How do you engage with community? You care
Posted on September 02, 2011 by Janet CoatsIt happened to me again the other day.
I was at the YMCA when a stranger stopped me and asked, “Didn’t you used to be the editor of the Herald-Tribune?’’
I acknowledged that I had been the editor – eight years ago. He proceeded to quote some of my columns back to me and tell me how glad he was to see me back in Sarasota.
This has happened more than once in the year since I returned a year ago to live in Sarasota. It’s happened at restaurants and in the grocery store, at my daughter’s doctor’s office and at a baseball game. Each time, the stranger who has approached me with this question has quoted back something from a column I wrote when I was editor, or recalled a time when I spoke to her civic group.
Why do people remember me eight years after I left that job?
I don’t think it has a thing to do with anything I said or my sparkling personality or my memorably bad mug shot in the pages of the newspaper.
I think it has to do with the fact that I engaged, with our paper’s readers and with the larger community. And that was a distinctive enough act from a newspaper editor to make it memorable.
Engagement is an imprecise term, but figuring out how to get it and maintain it and build it is the prize smart journalists are chasing, whether from within traditional news organizations or from grassroots startups. That’s because smart journalists understand that, in a digital age with unlimited choices, it is not enough to write at readers. Listening, understanding, reflecting, letting the concerns and the voices of your community become the core of your coverage is the vital role of the journalist.
I would argue it has always been so. It is just that now, we have more ways than ever before to help us do this work.
My friend Joy Mayer, an assistant professor at the University of Missouri School of Journalism, recently completed a year-long study of engagement as part of her fellowship at the Reynolds Journalism Institute. Joy identified three ways journalists engage with their communities:
1) Community outreach, or “efforts to share ourselves, our expertise and our content.’’
2) Conversation, which “means listening as well as talking, and adjusting what we do and cover based on what we hear.’’
3) Collaboration, which means “we have a shared investment in and influence over our journalism.’’ It means soliciting and relying on user contributions and input about not just what we cover but how we cover it and how we use our resources.
In Sarasota, the community outreach and conversation parts came easily to me. I wrote a weekly column aimed at explaining coverage decisions and soliciting ideas from readers. We started the Reader Advocate Desk, a place where readers could reach a journalist each day to air complaints, offer ideas and give us feedback – and I required that every newsroom staffer spend a week on that desk.

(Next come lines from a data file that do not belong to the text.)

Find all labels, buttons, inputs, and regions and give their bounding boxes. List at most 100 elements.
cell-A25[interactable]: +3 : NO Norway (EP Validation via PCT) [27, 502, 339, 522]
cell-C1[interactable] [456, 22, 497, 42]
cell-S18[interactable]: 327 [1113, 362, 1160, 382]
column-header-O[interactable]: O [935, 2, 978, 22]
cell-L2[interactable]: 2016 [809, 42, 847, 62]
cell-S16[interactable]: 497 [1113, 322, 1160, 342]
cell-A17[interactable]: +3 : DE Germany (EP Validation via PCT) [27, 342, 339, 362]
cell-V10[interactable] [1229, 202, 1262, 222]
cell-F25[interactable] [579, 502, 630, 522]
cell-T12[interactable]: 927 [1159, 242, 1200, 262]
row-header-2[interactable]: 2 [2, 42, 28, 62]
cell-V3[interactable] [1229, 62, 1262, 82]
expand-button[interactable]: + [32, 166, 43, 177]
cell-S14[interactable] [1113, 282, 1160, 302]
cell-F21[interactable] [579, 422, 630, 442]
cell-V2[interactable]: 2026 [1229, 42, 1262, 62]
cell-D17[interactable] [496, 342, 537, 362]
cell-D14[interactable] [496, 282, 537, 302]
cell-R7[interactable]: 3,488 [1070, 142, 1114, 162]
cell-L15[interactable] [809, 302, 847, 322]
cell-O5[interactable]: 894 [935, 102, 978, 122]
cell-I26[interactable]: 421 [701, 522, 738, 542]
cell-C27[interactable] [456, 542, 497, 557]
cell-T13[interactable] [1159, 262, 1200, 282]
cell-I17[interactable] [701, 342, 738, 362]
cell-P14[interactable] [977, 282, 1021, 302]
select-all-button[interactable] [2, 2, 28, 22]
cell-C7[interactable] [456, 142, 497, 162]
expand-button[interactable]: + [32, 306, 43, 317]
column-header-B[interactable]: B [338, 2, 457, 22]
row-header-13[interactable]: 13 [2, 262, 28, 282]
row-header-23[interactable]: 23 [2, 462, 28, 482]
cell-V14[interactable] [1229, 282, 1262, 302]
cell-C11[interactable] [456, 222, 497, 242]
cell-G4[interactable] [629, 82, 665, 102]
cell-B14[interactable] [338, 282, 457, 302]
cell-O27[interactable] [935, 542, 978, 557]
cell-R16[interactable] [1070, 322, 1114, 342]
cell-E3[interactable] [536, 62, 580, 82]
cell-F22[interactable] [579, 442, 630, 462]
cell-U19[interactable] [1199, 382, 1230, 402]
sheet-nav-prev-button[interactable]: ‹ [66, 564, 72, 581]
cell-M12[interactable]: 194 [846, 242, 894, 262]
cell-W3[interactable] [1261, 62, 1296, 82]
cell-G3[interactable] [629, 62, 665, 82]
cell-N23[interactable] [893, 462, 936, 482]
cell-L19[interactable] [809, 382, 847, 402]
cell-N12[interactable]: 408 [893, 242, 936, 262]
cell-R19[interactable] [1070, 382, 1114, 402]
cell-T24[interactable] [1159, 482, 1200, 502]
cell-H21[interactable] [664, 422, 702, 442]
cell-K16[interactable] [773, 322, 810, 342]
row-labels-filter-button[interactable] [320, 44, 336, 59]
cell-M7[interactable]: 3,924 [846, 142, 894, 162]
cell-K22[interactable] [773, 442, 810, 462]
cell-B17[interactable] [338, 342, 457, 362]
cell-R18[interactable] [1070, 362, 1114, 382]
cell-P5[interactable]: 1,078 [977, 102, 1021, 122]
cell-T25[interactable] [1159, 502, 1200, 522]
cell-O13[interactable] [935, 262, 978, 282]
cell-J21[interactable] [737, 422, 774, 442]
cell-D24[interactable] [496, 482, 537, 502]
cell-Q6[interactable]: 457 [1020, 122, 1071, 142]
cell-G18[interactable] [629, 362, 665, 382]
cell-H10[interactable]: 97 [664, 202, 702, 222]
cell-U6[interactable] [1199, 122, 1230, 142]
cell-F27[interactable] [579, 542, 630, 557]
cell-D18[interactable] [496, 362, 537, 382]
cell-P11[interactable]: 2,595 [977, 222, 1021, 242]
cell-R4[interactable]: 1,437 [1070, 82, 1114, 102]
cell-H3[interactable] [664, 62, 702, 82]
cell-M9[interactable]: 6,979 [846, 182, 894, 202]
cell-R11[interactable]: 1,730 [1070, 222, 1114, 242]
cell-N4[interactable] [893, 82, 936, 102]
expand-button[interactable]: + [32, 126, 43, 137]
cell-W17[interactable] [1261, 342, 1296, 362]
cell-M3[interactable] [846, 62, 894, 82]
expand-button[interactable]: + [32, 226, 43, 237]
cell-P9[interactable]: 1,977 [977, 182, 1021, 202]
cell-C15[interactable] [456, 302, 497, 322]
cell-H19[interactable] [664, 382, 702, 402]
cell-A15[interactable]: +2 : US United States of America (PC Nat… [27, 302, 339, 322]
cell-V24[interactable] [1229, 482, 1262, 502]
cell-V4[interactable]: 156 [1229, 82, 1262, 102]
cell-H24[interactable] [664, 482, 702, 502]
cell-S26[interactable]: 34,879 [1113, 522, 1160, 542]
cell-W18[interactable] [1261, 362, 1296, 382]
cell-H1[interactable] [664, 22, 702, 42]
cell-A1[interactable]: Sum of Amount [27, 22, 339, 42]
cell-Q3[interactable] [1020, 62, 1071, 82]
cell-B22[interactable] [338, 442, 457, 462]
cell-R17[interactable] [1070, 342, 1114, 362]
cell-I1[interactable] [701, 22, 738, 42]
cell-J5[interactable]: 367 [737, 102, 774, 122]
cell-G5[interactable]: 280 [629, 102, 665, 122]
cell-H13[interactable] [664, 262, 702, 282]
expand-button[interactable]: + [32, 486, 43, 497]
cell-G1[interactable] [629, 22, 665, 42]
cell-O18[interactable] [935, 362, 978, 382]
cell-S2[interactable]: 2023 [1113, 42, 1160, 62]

I started a Reader Advisory Committee, and I invited our advisors into the newsroom to share their ideas and learn about how we did our work. And I spoke all around the community, to civic leagues and alumni groups and church groups and community associations.
I would be the first to catalog my many faults as an editor, but this was definitely my best self in that role, a feat of engagement I had not performed before. I’ve thought a lot about why I engaged so deeply in Sarasota, and I think the answer is this:
I didn’t do it because it was my job. I did it because I loved the community.
Journalists tended to be a rambling lot, chasing the next big job at the next big newspaper, and I certainly fit that mold. But something happened when I came to Sarasota. I came to a place where I fit, a community that truly became home.
It’s hard to avoid engaging when you really care about a place.
Later this month, at the Block by Block Community News Summit, we are going to spend a fair amount of time talking about engagement methods – what works, what doesn’t, and how to know if you are having impact. Joy, who is now putting what she learned into practice at the School of Journalism’s newspaper, The Missourian, will be there. I’m looking forward to learning more about how she sees this subject and how the Block by Block community news publishers are living it day in and day out.
I’m hoping to hear more about collaboration with community, a piece of the engagement puzzle I didn’t do so well in Sarasota and that I’d love to get the chance to try again.
I’ll listen and learn about tools and techniques. But at the core of it, I’ll remember this: Engagement means having a stake in the place you cover. Engagement means loving a community enough to show it, so much so that folks still remember eight years after the fact.